Methods. Random sampling was used to identify a population-based sample of 4364 children aged 5 to 15 years from Guangzhou. Children had a comprehensive ocular examination including cycloplegic (1% cyclopentolate) refraction (ARK-30; Nidek Corp.). Data on parental myopia, education levels, incomes and occupations, and children's near-work activities were collected by questionnaire. Myopia in the children was defined as a spherical equivalent refraction of ≤−0.5 diopter.

Results. The prevalence of myopia was significantly higher in the children than in their parents (78.4% in 15-year-old children, compared with 19.8% in the parents, p < 0.001). The prevalence of myopia was 88.9% in children with one parent myopic, 83.3% in those with two parents myopic, and 68.2% in those without myopic parents, compared with 85.3% in those with tertiary-educated parents, 73.3% in those with secondary-educated parents, and 60.0% in those with less educated parents. Parental income and occupation had weaker associations with childhood myopia.
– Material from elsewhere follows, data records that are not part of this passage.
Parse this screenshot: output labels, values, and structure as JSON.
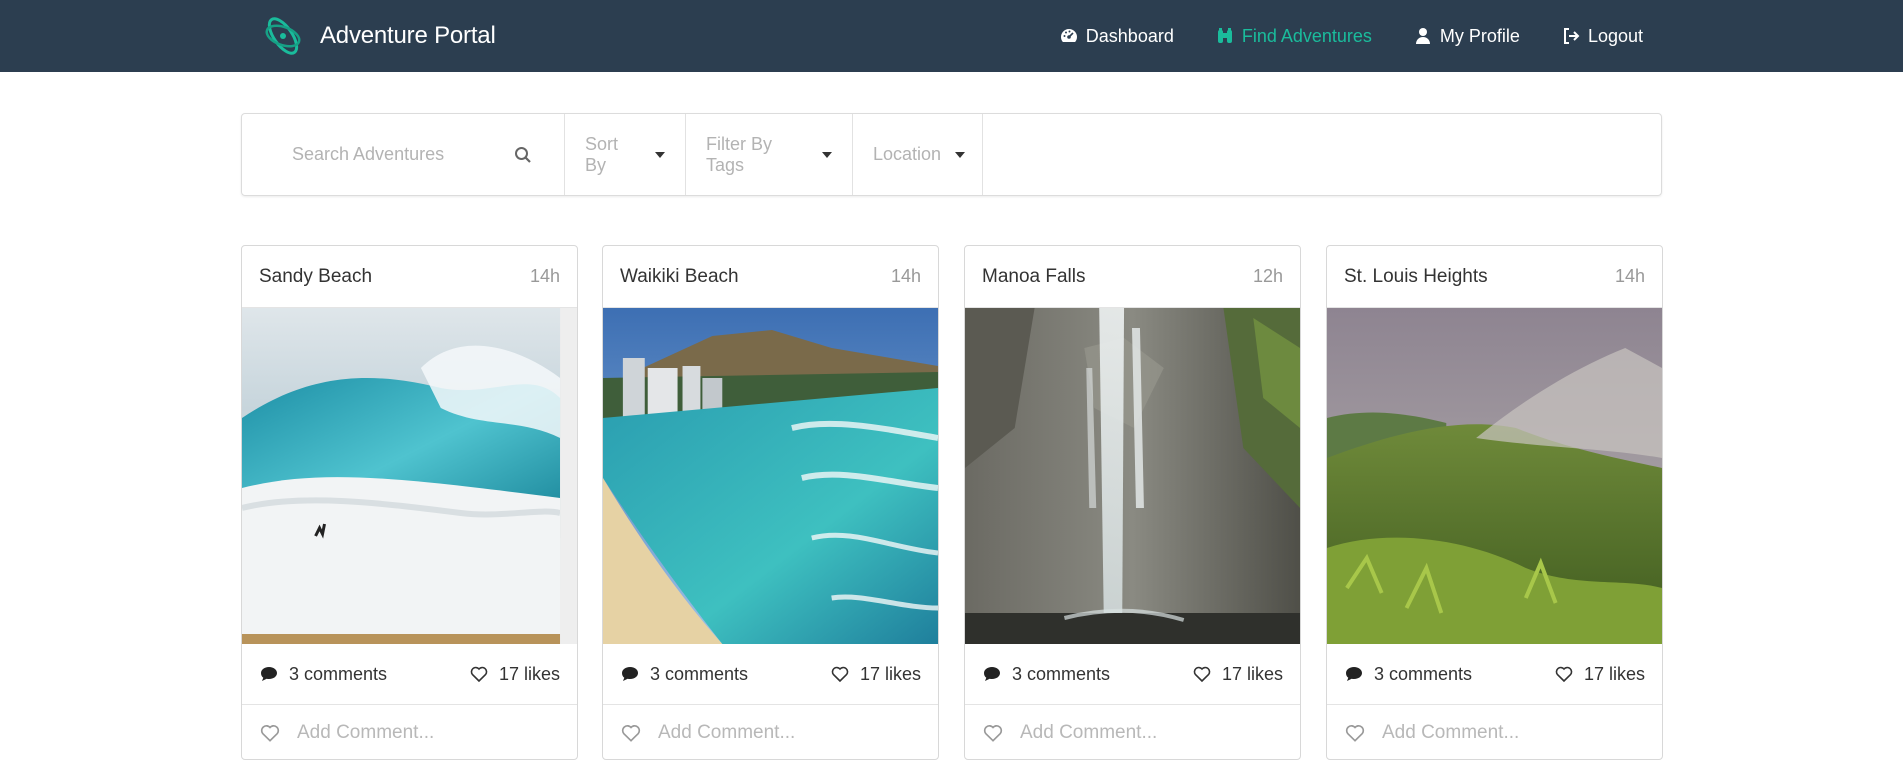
{
  "brand": {
    "name": "Adventure Portal",
    "logo_icon": "orbit-logo-icon",
    "accent": "#1abc9c"
  },
  "colors": {
    "navbar": "#2c3e50",
    "active": "#1abc9c"
  },
  "nav": [
    {
      "label": "Dashboard",
      "icon": "dashboard-icon",
      "active": false
    },
    {
      "label": "Find Adventures",
      "icon": "binoculars-icon",
      "active": true
    },
    {
      "label": "My Profile",
      "icon": "user-icon",
      "active": false
    },
    {
      "label": "Logout",
      "icon": "logout-icon",
      "active": false
    }
  ],
  "filters": {
    "search_placeholder": "Search Adventures",
    "sort_label": "Sort By",
    "tags_label": "Filter By Tags",
    "location_label": "Location"
  },
  "cards": [
    {
      "title": "Sandy Beach",
      "time": "14h",
      "comments": "3 comments",
      "likes": "17 likes",
      "comment_placeholder": "Add Comment..."
    },
    {
      "title": "Waikiki Beach",
      "time": "14h",
      "comments": "3 comments",
      "likes": "17 likes",
      "comment_placeholder": "Add Comment..."
    },
    {
      "title": "Manoa Falls",
      "time": "12h",
      "comments": "3 comments",
      "likes": "17 likes",
      "comment_placeholder": "Add Comment..."
    },
    {
      "title": "St. Louis Heights",
      "time": "14h",
      "comments": "3 comments",
      "likes": "17 likes",
      "comment_placeholder": "Add Comment..."
    }
  ]
}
In multiple regression analysis, only parental myopia remained significantly associated with myopia in the children. The observed additional risk among those with more myopic parents could not be attributed to reported near-work activities in children.

Conclusions. A high percentage of children in Guangzhou become myopic by the age of 15, irrespective of the myopic status of their parents. There is, however, an additional risk of myopia in children with myopic parents, which may have a genetic basis, but further analysis of the impact of possible environmental confounders is required.